Прилетаем на базу. Интендант тогдашний, меж нами говоря, являл собою скотину преестественную. Дела делать с ним было сущей каторгой. Он и взятку вечно желал получить, и вместе с тем боялся хоть бы намекнуть о своем желании. Собственных мыслей пугался до обмороков. Простейшую штуку затянул до невообразимости. Ну, мне не к спеху. Пока суд да дело, смотрю я за Сашенькой во все глаза.

А на базе общество – не в пример гарнизонному. Есть и вроде вас, а найдутся и погуще сливки. Бельский там оказался свой и повстречал, между прочим, своего давнего приятеля, князя Зарницына.
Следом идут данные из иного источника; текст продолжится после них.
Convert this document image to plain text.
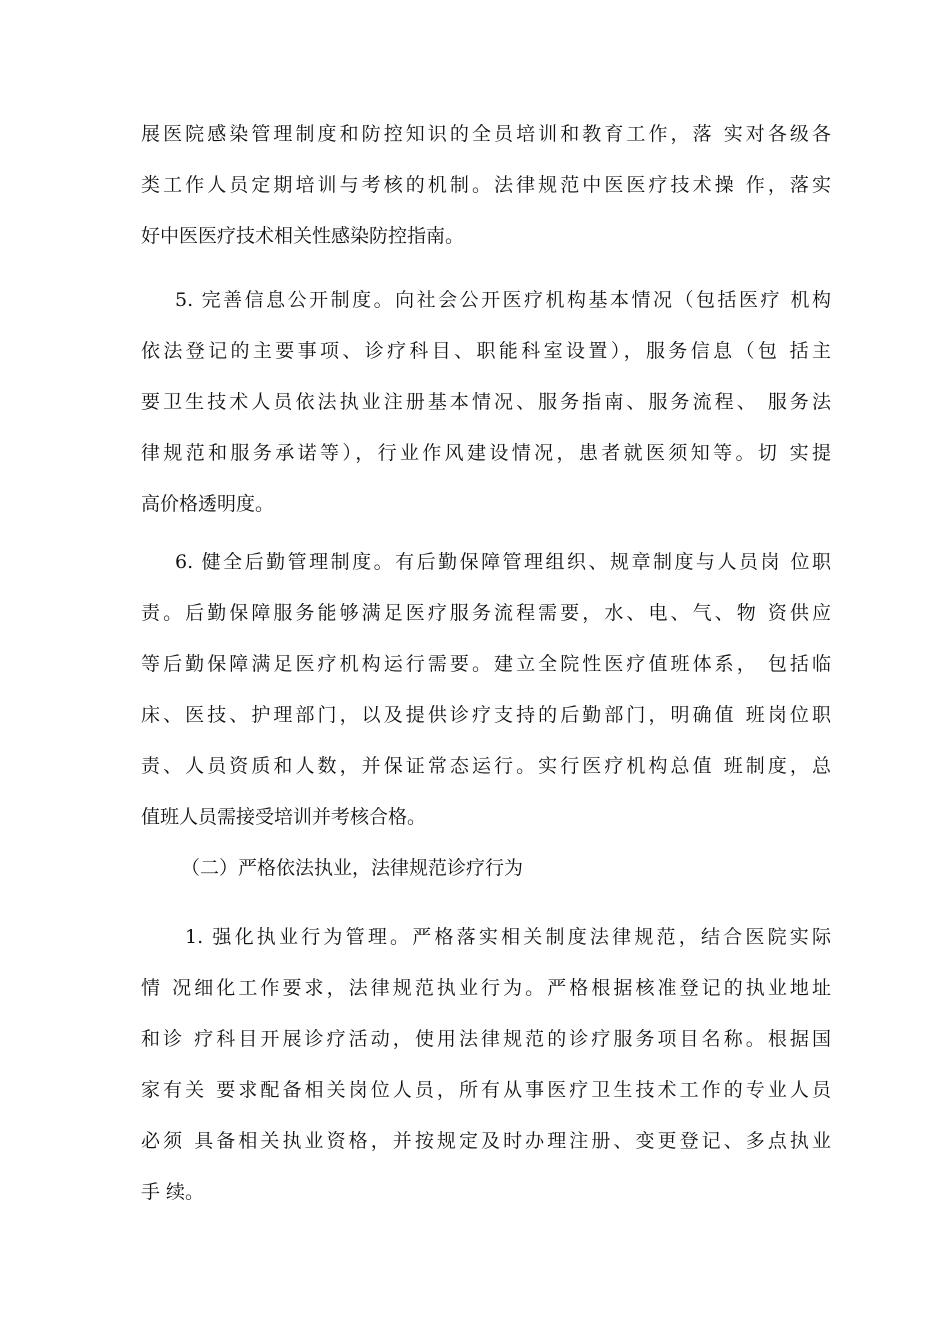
展医院感染管理制度和防控知识的全员培训和教育工作，落 实对各级各
类工作人员定期培训与考核的机制。法律规范中医医疗技术操 作，落实
好中医医疗技术相关性感染防控指南。
5. 完善信息公开制度。向社会公开医疗机构基本情况（包括医疗 机构
依法登记的主要事项、诊疗科目、职能科室设置），服务信息（包 括主
要卫生技术人员依法执业注册基本情况、服务指南、服务流程、 服务法
律规范和服务承诺等），行业作风建设情况，患者就医须知等。切 实提
高价格透明度。
6. 健全后勤管理制度。有后勤保障管理组织、规章制度与人员岗 位职
责。后勤保障服务能够满足医疗服务流程需要，水、电、气、物 资供应
等后勤保障满足医疗机构运行需要。建立全院性医疗值班体系， 包括临
床、医技、护理部门，以及提供诊疗支持的后勤部门，明确值 班岗位职
责、人员资质和人数，并保证常态运行。实行医疗机构总值 班制度，总
值班人员需接受培训并考核合格。
（二）严格依法执业，法律规范诊疗行为
1. 强化执业行为管理。严格落实相关制度法律规范，结合医院实际
情 况细化工作要求，法律规范执业行为。严格根据核准登记的执业地址
和诊 疗科目开展诊疗活动，使用法律规范的诊疗服务项目名称。根据国
家有关 要求配备相关岗位人员，所有从事医疗卫生技术工作的专业人员
必须 具备相关执业资格，并按规定及时办理注册、变更登记、多点执业
手 续。
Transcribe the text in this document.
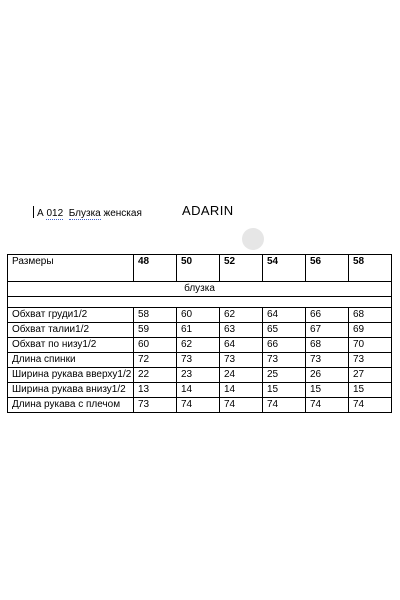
А 012 Блузка женская	ADARIN
Размеры	48	50	52	54	56	58
блузка						

Обхват груди1/2	58	60	62	64	66	68
Обхват талии1/2	59	61	63	65	67	69
Обхват по низу1/2	60	62	64	66	68	70
Длина спинки	72	73	73	73	73	73
Ширина рукава вверху1/2	22	23	24	25	26	27
Ширина рукава внизу1/2	13	14	14	15	15	15
Длина рукава с плечом	73	74	74	74	74	74
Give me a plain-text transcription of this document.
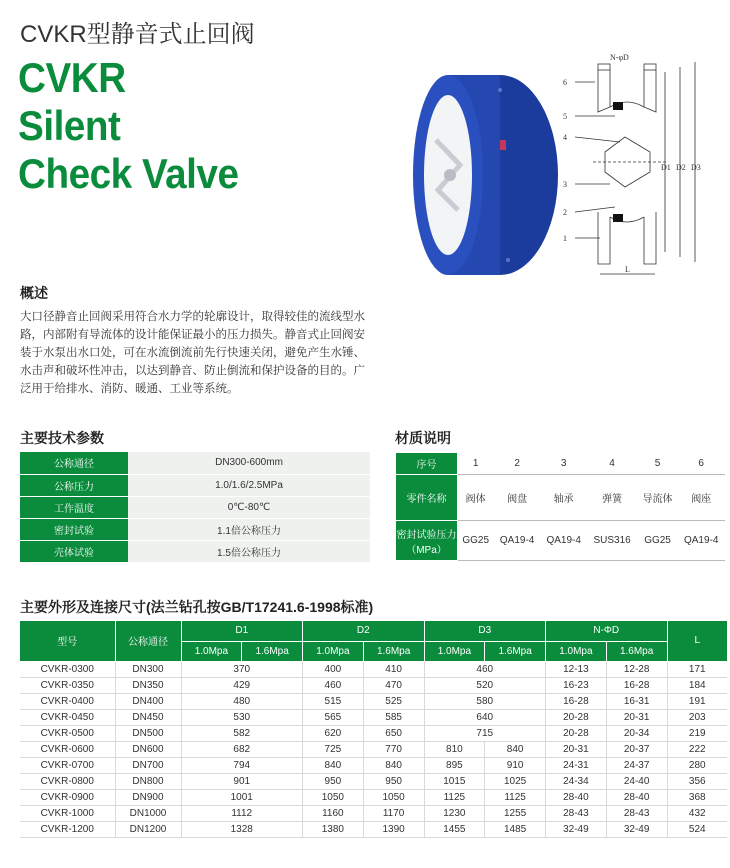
CVKR型静音式止回阀
CVKR
Silent
Check Valve
6
5
4
3
2
1
N-φD
D1 D2 D3
L
概述
大口径静音止回阀采用符合水力学的轮廓设计，取得较佳的流线型水路，内部附有导流体的设计能保证最小的压力损失。静音式止回阀安装于水泵出水口处，可在水流倒流前先行快速关闭，避免产生水锤、水击声和破坏性冲击，以达到静音、防止倒流和保护设备的目的。广泛用于给排水、消防、暖通、工业等系统。
主要技术参数
公称通径	DN300-600mm
公称压力	1.0/1.6/2.5MPa
工作温度	0℃-80℃
密封试验	1.1倍公称压力
壳体试验	1.5倍公称压力
材质说明
序号	1	2	3	4	5	6
零件名称	阀体	阀盘	轴承	弹簧	导流体	阀座
密封试验压力 （MPa）	GG25	QA19-4	QA19-4	SUS316	GG25	QA19-4
主要外形及连接尺寸(法兰钻孔按GB/T17241.6-1998标准)
型号	公称通径	D1		D2		D3		N-ΦD		L
		1.0Mpa	1.6Mpa	1.0Mpa	1.6Mpa	1.0Mpa	1.6Mpa	1.0Mpa	1.6Mpa	
CVKR-0300	DN300	370		400	410	460		12-13	12-28	171
CVKR-0350	DN350	429		460	470	520		16-23	16-28	184
CVKR-0400	DN400	480		515	525	580		16-28	16-31	191
CVKR-0450	DN450	530		565	585	640		20-28	20-31	203
CVKR-0500	DN500	582		620	650	715		20-28	20-34	219
CVKR-0600	DN600	682		725	770	810	840	20-31	20-37	222
CVKR-0700	DN700	794		840	840	895	910	24-31	24-37	280
CVKR-0800	DN800	901		950	950	1015	1025	24-34	24-40	356
CVKR-0900	DN900	1001		1050	1050	1125	1125	28-40	28-40	368
CVKR-1000	DN1000	1112		1160	1170	1230	1255	28-43	28-43	432
CVKR-1200	DN1200	1328		1380	1390	1455	1485	32-49	32-49	524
Они еще в Петербурге знались. Зарницын этот ожидал со дня на день отправки на Варуссу, в действующую часть. И как бы между прочим принимал на базе свою престарелую тетушку, которая за какой-то надобностью там отдыхала и лечилась. Будто на Земле уже и не лечат! В будущем году напишут в журнале, что теперь принято на другой стороне Галактики нервы успокаивать, и рестораторы на нашей базе все вылетят в трубу.

А с тетушкой находилась некая дальняя родственница на правах воспитанницы. Звали эту барышню… вообразите, забыл.

Зарницын, как водится, представил нас, да тут вышла неловкость. Барышня, едва Сашеньку завидела, пролепетала нечто неудобопонятное и под первым же предлогом скрылась. Бельский же впал в нервное веселье.

“Будто, друг мой, тебя лихорадит?” – спросил Зарницын.

“Это после перелета”, – отвечал Бельский.

И соврал. Мы уж третий день на базе пребывали. На третий день никого не трясет.

А я, конечно, смекнул – Сашенька-то с барышней давно знаком. Не она ли причиною его странностей?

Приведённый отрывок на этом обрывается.